調査レポートの全文は180ページ以上にわたる文書となっており、5G-SDCの会員であれば入手できる。5G-SDCは、2022年度末までに2023年度以降も継続する形で会員申し込みした企業・団体の2022年度会費を免除するとしている。もちろん今回の調査レポート全文も入手できる。
会見では調査レポートの中から、2025年文献調査によって得た注目技術や標準化動向、近年の企業活動で課題となっている経済安全保障との関係性、国内外のローカル5Gのベンダー/ユーザーへのインタビューに基づくローカル5Gの普及に向けて解消すべき課題や有力なユースケース/利活用シーン、これらから分析/考察したローカル5G普及に向けてのロードマップを紹介した。
文献調査では、ローカル5Gの注目技術として、ソリューション/システムで「コア仮想化」「MEC(マルチアクセス・エッジ・コンピューティング)」「RANオープン化および仮想化」、ハードウェアで「Open RAN/vRAN」「RU端末ハードウェア」「インフラシェアリング」などが挙がった。
標準化動向では5G Evolutionと呼ばれる5Gの拡張規格を定めた「3GPP Rel.17」の実装が2023年以降に本格化すると想定。3GPP Rel.17で定められた、「RedCap」とも呼ばれるIoT(モノのインターネット)向けの規格「NR-Light」などが、2025年以降の産業用IoT向けローカル5G普及のトリガーとして期待されるという。また、経済安全保障との関係性では、特定重要物資、基幹インフラ、先端重要技術、機微技術の4つに分け、規制と自社の事業の関わりを想定して備えるべきとした。
ベンダー8社、ユーザー5社、業界団体など2社を対象に行ったインタビューでは、通信品質、5Gの特性、導入コスト/運用コストなどの観点からローカル5Gの普及に向けて解消すべき課題を挙げた。特にコストについては、2025年以降を想定する普及期のターゲット価格として、通信端末が4万〜6万円、オールインワン仕様基地局が40万〜50万円、初期導入コストや維持運用コストを含めた5年間総コストで1500万〜2000万円という数字を示した。また、ローカル5Gの普及期に向けて有力なユースケース/利活用シーンに求められる「スループット」「遅延」「信頼性」についても説明した。
分析/考察で示した、ローカル5G普及に向けてのロードマップでは、普及進展の条件となり得る要素である「マイルストーン」と、インパクトが大きく早期にクリアすべき「トリガー要素」を示した。

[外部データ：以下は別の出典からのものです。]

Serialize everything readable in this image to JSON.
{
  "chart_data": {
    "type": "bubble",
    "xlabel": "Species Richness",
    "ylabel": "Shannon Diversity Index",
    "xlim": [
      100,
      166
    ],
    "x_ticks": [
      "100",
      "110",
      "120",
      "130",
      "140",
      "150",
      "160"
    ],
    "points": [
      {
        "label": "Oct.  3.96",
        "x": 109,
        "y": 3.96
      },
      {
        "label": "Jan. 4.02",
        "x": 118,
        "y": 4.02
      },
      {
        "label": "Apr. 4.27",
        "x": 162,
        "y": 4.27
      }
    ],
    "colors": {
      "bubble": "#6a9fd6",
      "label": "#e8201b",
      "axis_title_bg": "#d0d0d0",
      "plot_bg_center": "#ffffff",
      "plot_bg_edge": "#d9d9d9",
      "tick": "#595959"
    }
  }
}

小林氏は「コスト低減はもちろんのことながら、スイッチを入れたらすぐに使えるような簡便さなどによって、中小企業をはじめとする大企業以外への裾野への広がりが重要になるではないかと感じている」と指摘する。
なお、ローカル5Gの導入では、ミリ波の活用やWi-Fiとのすみ分けといった課題もある。まずミリ波については「ローカル5Gの多くのアプリケーションにとってミリ波で実現できる機能がオーバースペックなこともあり、通信範囲が広く確実に接続できる6GHz帯以下のサブ6での利用が中心になっている」(小林氏)。また、6GHz帯を用いるWi-Fi 6Eや次世代Wi-Fiとして開発が進むWi-Fi 7も登場するWi-Fiとのすみ分けについては「ローカル5GとWi-Fiのどちらかだけを使うというよりも、両方を組み合わせて使うという考え方が多いようだ。ローカル5Gは、AGV(無人搬送車)や作業者が装着するAR(拡張現実)グラスなど、移動体との通信に優れるという特徴もある」(同氏)という。